Robot-assisted laparoscopic prostatectomy requires a pneumoperitoneum and the steep Trendelenburg position to facilitate a surgical field. These specific conditions induce decreased pulmonary functional residual capacity and pulmonary compliance , which are likely to impose postoperative respiratory complications. The lung protective ventilation strategy during surgery, which consists of low tidal volume and positive end-expiratory pressure (PEEP) ventilation, has been known to improve postoperative respiratory outcomes in diverse surgical patients, including those undergoing laparoscopic surgery, who are at high risk for postoperative respiratory complications [2,3].
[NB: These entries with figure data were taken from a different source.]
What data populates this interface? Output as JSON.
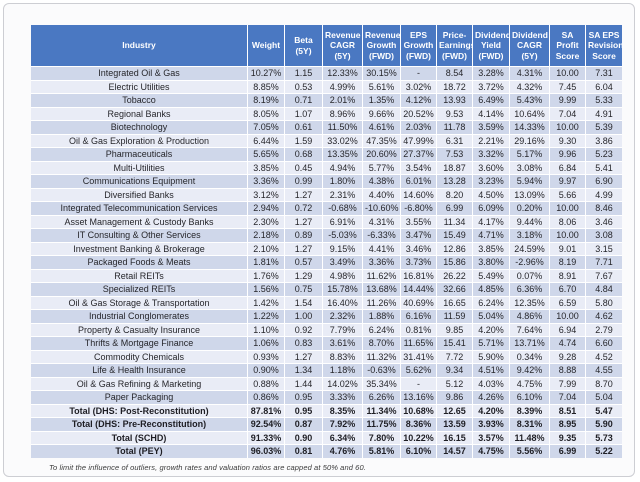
{
  "chart_data": {
    "type": "table",
    "columns": [
      "Industry",
      "Weight",
      "Beta (5Y)",
      "Revenue CAGR (5Y)",
      "Revenue Growth (FWD)",
      "EPS Growth (FWD)",
      "Price-Earnings (FWD)",
      "Dividend Yield (FWD)",
      "Dividend CAGR (5Y)",
      "SA Profit Score",
      "SA EPS Revision Score"
    ],
    "rows": [
      {
        "is_total": false,
        "cells": [
          "Integrated Oil & Gas",
          "10.27%",
          "1.15",
          "12.33%",
          "30.15%",
          "-",
          "8.54",
          "3.28%",
          "4.31%",
          "10.00",
          "7.31"
        ]
      },
      {
        "is_total": false,
        "cells": [
          "Electric Utilities",
          "8.85%",
          "0.53",
          "4.99%",
          "5.61%",
          "3.02%",
          "18.72",
          "3.72%",
          "4.32%",
          "7.45",
          "6.04"
        ]
      },
      {
        "is_total": false,
        "cells": [
          "Tobacco",
          "8.19%",
          "0.71",
          "2.01%",
          "1.35%",
          "4.12%",
          "13.93",
          "6.49%",
          "5.43%",
          "9.99",
          "5.33"
        ]
      },
      {
        "is_total": false,
        "cells": [
          "Regional Banks",
          "8.05%",
          "1.07",
          "8.96%",
          "9.66%",
          "20.52%",
          "9.53",
          "4.14%",
          "10.64%",
          "7.04",
          "4.91"
        ]
      },
      {
        "is_total": false,
        "cells": [
          "Biotechnology",
          "7.05%",
          "0.61",
          "11.50%",
          "4.61%",
          "2.03%",
          "11.78",
          "3.59%",
          "14.33%",
          "10.00",
          "5.39"
        ]
      },
      {
        "is_total": false,
        "cells": [
          "Oil & Gas Exploration & Production",
          "6.44%",
          "1.59",
          "33.02%",
          "47.35%",
          "47.99%",
          "6.31",
          "2.21%",
          "29.16%",
          "9.30",
          "3.86"
        ]
      },
      {
        "is_total": false,
        "cells": [
          "Pharmaceuticals",
          "5.65%",
          "0.68",
          "13.35%",
          "20.60%",
          "27.37%",
          "7.53",
          "3.32%",
          "5.17%",
          "9.96",
          "5.23"
        ]
      },
      {
        "is_total": false,
        "cells": [
          "Multi-Utilities",
          "3.85%",
          "0.45",
          "4.94%",
          "5.77%",
          "3.54%",
          "18.87",
          "3.60%",
          "3.08%",
          "6.84",
          "5.41"
        ]
      },
      {
        "is_total": false,
        "cells": [
          "Communications Equipment",
          "3.36%",
          "0.99",
          "1.80%",
          "4.38%",
          "6.01%",
          "13.28",
          "3.23%",
          "5.94%",
          "9.97",
          "6.90"
        ]
      },
      {
        "is_total": false,
        "cells": [
          "Diversified Banks",
          "3.12%",
          "1.27",
          "2.31%",
          "4.40%",
          "14.60%",
          "8.20",
          "4.50%",
          "13.09%",
          "5.66",
          "4.99"
        ]
      },
      {
        "is_total": false,
        "cells": [
          "Integrated Telecommunication Services",
          "2.94%",
          "0.72",
          "-0.68%",
          "-10.60%",
          "-6.80%",
          "6.99",
          "6.09%",
          "0.20%",
          "10.00",
          "8.46"
        ]
      },
      {
        "is_total": false,
        "cells": [
          "Asset Management & Custody Banks",
          "2.30%",
          "1.27",
          "6.91%",
          "4.31%",
          "3.55%",
          "11.34",
          "4.17%",
          "9.44%",
          "8.06",
          "3.46"
        ]
      },
      {
        "is_total": false,
        "cells": [
          "IT Consulting & Other Services",
          "2.18%",
          "0.89",
          "-5.03%",
          "-6.33%",
          "3.47%",
          "15.49",
          "4.71%",
          "3.18%",
          "10.00",
          "3.08"
        ]
      },
      {
        "is_total": false,
        "cells": [
          "Investment Banking & Brokerage",
          "2.10%",
          "1.27",
          "9.15%",
          "4.41%",
          "3.46%",
          "12.86",
          "3.85%",
          "24.59%",
          "9.01",
          "3.15"
        ]
      },
      {
        "is_total": false,
        "cells": [
          "Packaged Foods & Meats",
          "1.81%",
          "0.57",
          "3.49%",
          "3.36%",
          "3.73%",
          "15.86",
          "3.80%",
          "-2.96%",
          "8.19",
          "7.71"
        ]
      },
      {
        "is_total": false,
        "cells": [
          "Retail REITs",
          "1.76%",
          "1.29",
          "4.98%",
          "11.62%",
          "16.81%",
          "26.22",
          "5.49%",
          "0.07%",
          "8.91",
          "7.67"
        ]
      },
      {
        "is_total": false,
        "cells": [
          "Specialized REITs",
          "1.56%",
          "0.75",
          "15.78%",
          "13.68%",
          "14.44%",
          "32.66",
          "4.85%",
          "6.36%",
          "6.70",
          "4.84"
        ]
      },
      {
        "is_total": false,
        "cells": [
          "Oil & Gas Storage & Transportation",
          "1.42%",
          "1.54",
          "16.40%",
          "11.26%",
          "40.69%",
          "16.65",
          "6.24%",
          "12.35%",
          "6.59",
          "5.80"
        ]
      },
      {
        "is_total": false,
        "cells": [
          "Industrial Conglomerates",
          "1.22%",
          "1.00",
          "2.32%",
          "1.88%",
          "6.16%",
          "11.59",
          "5.04%",
          "4.86%",
          "10.00",
          "4.62"
        ]
      },
      {
        "is_total": false,
        "cells": [
          "Property & Casualty Insurance",
          "1.10%",
          "0.92",
          "7.79%",
          "6.24%",
          "0.81%",
          "9.85",
          "4.20%",
          "7.64%",
          "6.94",
          "2.79"
        ]
      },
      {
        "is_total": false,
        "cells": [
          "Thrifts & Mortgage Finance",
          "1.06%",
          "0.83",
          "3.61%",
          "8.70%",
          "11.65%",
          "15.41",
          "5.71%",
          "13.71%",
          "4.74",
          "6.60"
        ]
      },
      {
        "is_total": false,
        "cells": [
          "Commodity Chemicals",
          "0.93%",
          "1.27",
          "8.83%",
          "11.32%",
          "31.41%",
          "7.72",
          "5.90%",
          "0.34%",
          "9.28",
          "4.52"
        ]
      },
      {
        "is_total": false,
        "cells": [
          "Life & Health Insurance",
          "0.90%",
          "1.34",
          "1.18%",
          "-0.63%",
          "5.62%",
          "9.34",
          "4.51%",
          "9.42%",
          "8.88",
          "4.55"
        ]
      },
      {
        "is_total": false,
        "cells": [
          "Oil & Gas Refining & Marketing",
          "0.88%",
          "1.44",
          "14.02%",
          "35.34%",
          "-",
          "5.12",
          "4.03%",
          "4.75%",
          "7.99",
          "8.70"
        ]
      },
      {
        "is_total": false,
        "cells": [
          "Paper Packaging",
          "0.86%",
          "0.95",
          "3.33%",
          "6.26%",
          "13.16%",
          "9.86",
          "4.26%",
          "6.10%",
          "7.04",
          "5.04"
        ]
      },
      {
        "is_total": true,
        "cells": [
          "Total (DHS: Post-Reconstitution)",
          "87.81%",
          "0.95",
          "8.35%",
          "11.34%",
          "10.68%",
          "12.65",
          "4.20%",
          "8.39%",
          "8.51",
          "5.47"
        ]
      },
      {
        "is_total": true,
        "cells": [
          "Total (DHS: Pre-Reconstitution)",
          "92.54%",
          "0.87",
          "7.92%",
          "11.75%",
          "8.36%",
          "13.59",
          "3.93%",
          "8.31%",
          "8.95",
          "5.90"
        ]
      },
      {
        "is_total": true,
        "cells": [
          "Total (SCHD)",
          "91.33%",
          "0.90",
          "6.34%",
          "7.80%",
          "10.22%",
          "16.15",
          "3.57%",
          "11.48%",
          "9.35",
          "5.73"
        ]
      },
      {
        "is_total": true,
        "cells": [
          "Total (PEY)",
          "96.03%",
          "0.81",
          "4.76%",
          "5.81%",
          "6.10%",
          "14.57",
          "4.75%",
          "5.56%",
          "6.99",
          "5.22"
        ]
      }
    ],
    "footnote": "To limit the influence of outliers, growth rates and valuation ratios are capped at 50% and 60.",
    "colors": {
      "header_bg": "#4a78c2",
      "band_dark": "#cfd7ea",
      "band_light": "#e9ecf6"
    }
  }
}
During the study period, 43 patients were enrolled. Of these, 1 declined to participate and 4 were excluded due to cerebrovascular disease. A final total of 38 patients was therefore randomly allocated to the two groups and completed the study protocol (Fig 1). There were no significant demographic differences between the two groups, as indicated in Table 1.
We found that an 8 cmH2O PEEP application under low tidal volume ventilation did not induce an increase in the ONSD during the specific conditions of pneumoperitoneum and the steep Trendelenburg position. In addition, the 8 cmH2O PEEP application resulted in an increase in the ONSD in the supine position without pneumoperitoneum.